El domingo 30 de agosto me adentré por el llamado antiguo camino de Almonaster, que une el casco urbano con las aldeas del sur, todavía con focos activos del incendio. Atravesar lo que en su día fue un camino empedrado para animales de tiro y que debió estar abrazado por distintas fincas y espacios adehesados, se encuentra hoy en su mayor parte dejado de la mano del hombre, salvo algún caserío impenitente aislado. Esta constatación fue más penosa que contemplar la acción de los medios aéreos desde la cumbre de un eucaliptal a unos cinco kilómetros del pueblo. Pero ese camino fue el que usó el alcalde para desplazarse a esos focos aún activos, dado que las carreteras de acceso a la zona de minas estaban cortadas.
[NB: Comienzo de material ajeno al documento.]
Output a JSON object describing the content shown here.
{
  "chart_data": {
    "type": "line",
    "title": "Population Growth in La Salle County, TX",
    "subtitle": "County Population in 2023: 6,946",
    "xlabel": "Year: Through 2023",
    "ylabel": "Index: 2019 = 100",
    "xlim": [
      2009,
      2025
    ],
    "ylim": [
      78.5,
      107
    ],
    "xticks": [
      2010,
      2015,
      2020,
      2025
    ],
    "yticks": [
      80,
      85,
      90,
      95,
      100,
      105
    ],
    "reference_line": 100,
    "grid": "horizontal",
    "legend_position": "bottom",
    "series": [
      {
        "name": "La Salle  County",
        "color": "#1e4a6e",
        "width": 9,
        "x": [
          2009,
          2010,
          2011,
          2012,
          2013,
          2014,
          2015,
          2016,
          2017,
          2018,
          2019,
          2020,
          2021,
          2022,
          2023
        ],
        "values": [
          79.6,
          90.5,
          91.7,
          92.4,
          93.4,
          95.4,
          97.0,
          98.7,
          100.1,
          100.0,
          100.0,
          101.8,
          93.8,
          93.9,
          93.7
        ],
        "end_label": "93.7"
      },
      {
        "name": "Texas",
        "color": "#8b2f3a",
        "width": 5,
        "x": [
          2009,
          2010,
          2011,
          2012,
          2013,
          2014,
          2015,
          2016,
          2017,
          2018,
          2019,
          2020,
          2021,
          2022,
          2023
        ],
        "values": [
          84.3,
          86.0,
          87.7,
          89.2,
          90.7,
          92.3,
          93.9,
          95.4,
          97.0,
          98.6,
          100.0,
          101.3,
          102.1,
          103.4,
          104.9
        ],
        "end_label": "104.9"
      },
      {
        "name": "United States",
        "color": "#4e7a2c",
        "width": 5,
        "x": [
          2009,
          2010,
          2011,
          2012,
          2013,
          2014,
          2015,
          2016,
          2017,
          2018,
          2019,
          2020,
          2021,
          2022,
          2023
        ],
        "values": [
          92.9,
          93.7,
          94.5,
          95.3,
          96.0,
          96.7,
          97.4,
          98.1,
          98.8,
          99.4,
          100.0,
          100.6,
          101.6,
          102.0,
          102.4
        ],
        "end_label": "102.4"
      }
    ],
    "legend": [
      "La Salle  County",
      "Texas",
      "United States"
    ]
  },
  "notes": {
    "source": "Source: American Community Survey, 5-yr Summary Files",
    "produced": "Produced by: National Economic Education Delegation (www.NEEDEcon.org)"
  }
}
Sólo espero que en su viaje en coche por ese camino polvoriento pudiese comprender la relación entre el paisaje deteriorado y los incendios de nueva generación, que tomase en cuenta el valor, humano, social y paisajístico de las aldeas que no reciben turistas por no estar próximas al parque natural, y que fuese consciente que desde las corporaciones locales se debe reclamar a los urbanitas de las oficinas de Sevilla una nueva mirada para cuidar el monte y ayudar a quienes se empeñan en mantenerlo poblado, aportando formas de gestión del espacio forestal de las que recomiendan esos mismos ingenieros que han dado la voz de alarma con los incendios 6.0: retirada de combustible, limpieza de sotobosque mediante fuegos controlados en condiciones óptimas, recuperación del laboreo de ganadería y de espacios cultivados, que enriquezcan el mosaico del paisaje serrano, con la involucración de pobladores en estas tareas. En caso contrario, el matorral pirófito seguirá colonizando unos territorios, los más desabridos a nuestra sensibilidad. Y el turista otros, los más densamente poblados y frondosos, y el divorcio entre campo y ser humano hará irrumpir incendios cada vez más dañinos, como corresponde a la naturaleza que ha creado y gusta imaginar a nuestro modo de vida, llamémosle, capitalista.
[1] Para profundizar en esta paradoja recomiendo la lectura de El jardín de Babilonia, de Charbonneau.
[1] Mina Concepción, Cueva de la Mora, Monteblanco, El Patrás, Los Serpos y Rincomalillo (Almonaster la Real), Traslasierra (El Campillo); El Villar, El Pozuelo y El Buitrón (Zalamea la Real), además de La Zarza-El Perrunal, los núcleos residencias de Los Pinos, La Florida, Los Campiños y Puerto Blanco (Valverde del Camino) y la pedanía de Sotiel Coronada (Calañas).